Best Practices for Virtual Repository Sizing

Patrick Russell
2021-09-14 08:51

Virtual Repository Best Practices

    The sad story of "/repo" 

For some, a common desired end-state for Artifactory was to have it use only one URL for all artifact downloading needs. In theory, it sounds like a breezy, one-stop shopping solution. However, there are many problems associated with this type of setup and this approach is not supported in Artifactory.

A virtual repository should not aggregate more than twenty (20) repositories as a best practice.

/repo – The Global Virtual

In Artifactory versions 2 and 3, there was a global virtual repository called /repo, which aggregated all local and remote repositories found within the Artifactory application. As Artifactory was initially a small and specialized application, things started off well enough. Users would point their builds to and know they’d be able to pull any Java-based package into Artifactory.

However, problems soon began to manifest.

Builds would pull the wrong artifact from the wrong repository. Maven’s Snapshot version would jump wildly depending on which path was resolved first. Downloads would take forever as the repository had to aggregate a multiplicity of paths. Artifactory’s developing usage philosophy led to this repository being permanently disabled in Artifactory 4.7.3.

What were the lessons learned?

The Problem with Large Virtuals

Virtual repositories aggregate other repositories. This is supposed to scale up smoothly, but problems can present themselves when you exceed twenty aggregated repositories (with the understanding that the scale of included repositories can affect this number). Artifactory has to perform a calculation event in its virtual repositories every time it has to serve an artifact. This ensures that responses are coming from the correct repositories. Virtual repositories use this resolution algorithm to:

  1. Serve any files found in local repositories first.
  2. Serve any files found in remote repository caches second.
  3. Download and serve remote artifacts last.

To determine which repository contains a particular artifact, Artifactory must check every repository in the virtual. The Trace Artifact Retrieval REST API can be used to view this logic in action. The worst-case scenario from this algorithm should be clear: What if an artifact is in the last remote repository in the virtual list? If a given artifact is at the bottom of the resolution algorithm (Show above as step #3), it will take far longer to download versus pulling it directly from a remote repository.

UI Performance Problems

There are other, subtler problems that arise when managing a huge virtual repository. As your Artifacts browser must display all artifacts and subfolders within any given folder, virtual repositories need to perform a nested check to determine what is displayed.
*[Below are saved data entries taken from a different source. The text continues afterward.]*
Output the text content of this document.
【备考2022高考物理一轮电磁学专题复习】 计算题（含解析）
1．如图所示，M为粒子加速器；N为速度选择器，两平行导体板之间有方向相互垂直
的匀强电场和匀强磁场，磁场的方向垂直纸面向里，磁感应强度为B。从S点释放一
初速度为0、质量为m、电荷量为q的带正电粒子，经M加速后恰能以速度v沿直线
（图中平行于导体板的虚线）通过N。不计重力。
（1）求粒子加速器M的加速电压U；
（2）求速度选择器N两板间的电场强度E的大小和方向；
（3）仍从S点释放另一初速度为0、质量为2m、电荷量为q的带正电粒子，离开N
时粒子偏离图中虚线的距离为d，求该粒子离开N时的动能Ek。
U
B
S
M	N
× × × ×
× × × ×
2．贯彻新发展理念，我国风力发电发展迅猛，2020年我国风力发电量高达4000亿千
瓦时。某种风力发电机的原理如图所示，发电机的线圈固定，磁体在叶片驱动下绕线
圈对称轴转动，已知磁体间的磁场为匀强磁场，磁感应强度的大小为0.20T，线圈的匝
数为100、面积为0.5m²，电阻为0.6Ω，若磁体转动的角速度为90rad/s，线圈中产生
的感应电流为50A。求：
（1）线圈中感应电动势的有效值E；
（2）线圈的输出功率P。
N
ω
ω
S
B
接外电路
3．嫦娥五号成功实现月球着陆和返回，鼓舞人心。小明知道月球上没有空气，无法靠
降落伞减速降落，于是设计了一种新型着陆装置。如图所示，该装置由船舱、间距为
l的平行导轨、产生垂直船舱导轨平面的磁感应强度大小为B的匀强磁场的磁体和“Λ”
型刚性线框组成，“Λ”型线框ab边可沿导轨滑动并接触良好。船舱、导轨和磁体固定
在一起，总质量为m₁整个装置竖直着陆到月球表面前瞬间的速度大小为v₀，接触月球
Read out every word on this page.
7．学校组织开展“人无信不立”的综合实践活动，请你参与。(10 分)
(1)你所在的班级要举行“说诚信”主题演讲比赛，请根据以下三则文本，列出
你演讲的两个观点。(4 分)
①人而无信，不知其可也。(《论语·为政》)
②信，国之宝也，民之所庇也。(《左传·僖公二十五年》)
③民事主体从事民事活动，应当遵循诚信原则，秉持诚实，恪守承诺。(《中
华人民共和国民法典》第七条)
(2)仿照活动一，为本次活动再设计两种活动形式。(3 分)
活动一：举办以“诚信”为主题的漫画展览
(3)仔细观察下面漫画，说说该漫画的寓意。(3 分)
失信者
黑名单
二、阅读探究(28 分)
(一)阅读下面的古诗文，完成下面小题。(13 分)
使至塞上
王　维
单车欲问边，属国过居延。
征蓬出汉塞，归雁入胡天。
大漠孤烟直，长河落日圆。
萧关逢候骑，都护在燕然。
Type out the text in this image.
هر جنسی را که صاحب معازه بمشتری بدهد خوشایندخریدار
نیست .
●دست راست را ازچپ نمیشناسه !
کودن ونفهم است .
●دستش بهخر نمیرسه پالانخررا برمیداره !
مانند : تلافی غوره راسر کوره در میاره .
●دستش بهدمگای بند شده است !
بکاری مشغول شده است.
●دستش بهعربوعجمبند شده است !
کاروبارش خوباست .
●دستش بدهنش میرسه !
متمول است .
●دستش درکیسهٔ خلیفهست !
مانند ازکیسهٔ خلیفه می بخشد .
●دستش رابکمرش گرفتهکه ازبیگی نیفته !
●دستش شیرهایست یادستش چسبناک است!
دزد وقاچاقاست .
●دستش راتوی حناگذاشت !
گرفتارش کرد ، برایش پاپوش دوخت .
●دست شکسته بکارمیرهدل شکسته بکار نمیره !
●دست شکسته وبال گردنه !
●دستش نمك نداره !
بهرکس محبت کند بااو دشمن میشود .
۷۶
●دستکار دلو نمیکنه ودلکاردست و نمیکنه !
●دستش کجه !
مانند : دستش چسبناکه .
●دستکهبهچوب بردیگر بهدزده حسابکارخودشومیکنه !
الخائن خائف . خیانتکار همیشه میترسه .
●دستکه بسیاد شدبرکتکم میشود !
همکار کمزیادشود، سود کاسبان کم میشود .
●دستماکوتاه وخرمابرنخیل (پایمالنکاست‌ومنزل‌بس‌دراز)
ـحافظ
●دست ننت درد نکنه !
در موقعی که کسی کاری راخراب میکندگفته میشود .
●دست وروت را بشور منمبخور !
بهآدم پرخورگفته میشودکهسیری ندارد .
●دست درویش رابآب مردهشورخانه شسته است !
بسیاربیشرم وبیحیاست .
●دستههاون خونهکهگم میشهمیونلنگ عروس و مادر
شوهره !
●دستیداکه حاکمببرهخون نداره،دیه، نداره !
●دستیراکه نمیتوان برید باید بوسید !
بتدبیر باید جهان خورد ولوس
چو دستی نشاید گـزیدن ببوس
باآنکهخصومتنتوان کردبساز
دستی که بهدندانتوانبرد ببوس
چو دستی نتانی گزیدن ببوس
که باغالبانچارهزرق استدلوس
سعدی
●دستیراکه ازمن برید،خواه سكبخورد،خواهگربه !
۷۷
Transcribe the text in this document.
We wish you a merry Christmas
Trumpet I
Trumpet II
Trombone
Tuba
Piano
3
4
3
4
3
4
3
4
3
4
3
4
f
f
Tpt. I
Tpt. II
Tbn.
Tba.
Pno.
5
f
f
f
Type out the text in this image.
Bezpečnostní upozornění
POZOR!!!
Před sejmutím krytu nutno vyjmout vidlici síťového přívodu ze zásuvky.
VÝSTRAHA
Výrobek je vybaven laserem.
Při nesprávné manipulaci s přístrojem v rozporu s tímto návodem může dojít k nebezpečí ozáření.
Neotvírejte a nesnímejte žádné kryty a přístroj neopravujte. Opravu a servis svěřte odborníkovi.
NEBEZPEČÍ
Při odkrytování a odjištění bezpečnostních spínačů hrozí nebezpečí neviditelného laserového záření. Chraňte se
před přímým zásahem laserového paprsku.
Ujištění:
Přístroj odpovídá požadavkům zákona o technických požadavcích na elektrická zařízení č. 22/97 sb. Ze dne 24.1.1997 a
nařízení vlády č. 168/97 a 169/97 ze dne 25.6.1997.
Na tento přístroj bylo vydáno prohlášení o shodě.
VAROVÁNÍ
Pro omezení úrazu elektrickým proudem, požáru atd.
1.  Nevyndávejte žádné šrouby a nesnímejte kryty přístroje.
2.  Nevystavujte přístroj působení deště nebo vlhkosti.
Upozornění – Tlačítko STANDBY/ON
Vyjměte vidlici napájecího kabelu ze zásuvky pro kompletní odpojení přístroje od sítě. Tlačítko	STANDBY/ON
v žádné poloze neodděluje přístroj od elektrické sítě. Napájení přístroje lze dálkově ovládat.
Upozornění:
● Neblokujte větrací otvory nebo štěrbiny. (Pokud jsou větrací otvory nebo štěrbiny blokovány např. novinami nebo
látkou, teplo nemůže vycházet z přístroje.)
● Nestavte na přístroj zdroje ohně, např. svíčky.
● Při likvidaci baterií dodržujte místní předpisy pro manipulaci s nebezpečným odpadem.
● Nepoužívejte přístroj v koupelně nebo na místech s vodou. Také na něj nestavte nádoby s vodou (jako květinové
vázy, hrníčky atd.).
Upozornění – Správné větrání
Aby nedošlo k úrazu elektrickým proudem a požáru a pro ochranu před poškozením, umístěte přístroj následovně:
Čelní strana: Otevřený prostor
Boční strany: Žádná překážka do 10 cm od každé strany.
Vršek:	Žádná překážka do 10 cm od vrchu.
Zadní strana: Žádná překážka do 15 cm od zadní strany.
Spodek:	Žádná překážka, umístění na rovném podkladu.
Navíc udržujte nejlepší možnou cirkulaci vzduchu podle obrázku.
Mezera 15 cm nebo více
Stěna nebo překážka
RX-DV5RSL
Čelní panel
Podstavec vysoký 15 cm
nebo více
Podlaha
This means checking each remote endpoint, as well as every local folder your virtual repository is aggregating.

Here’s an example of a two-second load time with only a remote repository:

User-added image

In most instances, your virtual repository will need to complete many HEAD requests against multiple remote endpoints. Expect UI actions such as opening a folder to take upwards of thirty (30) seconds to complete on a large virtual repository folder. 

Aggregation Issues

Virtual repositories for different repository types will have different logic handlers. For example, if two Maven Snapshot builds share the same path, the virtual repository will serve an "incorrect" file based on the resolution order:

User-added image

You may be able to change the Resolution Order of your repositories to fix this particular pathing issue, but it could break other builds that are using the same, large virtual repository.

Alternatives to large virtuals

There's an easy solution to the problems associated with managing large virtual repositories – use more specific, smaller virtual repositories. There are fewer limits on the number of virtual repositories that can be created in Artifactory. Each development team can craft their own virtual repository to suit particular build or project needs. This also delegates the problem of repository management to the specific parties that are most interested in maintaining such solutions.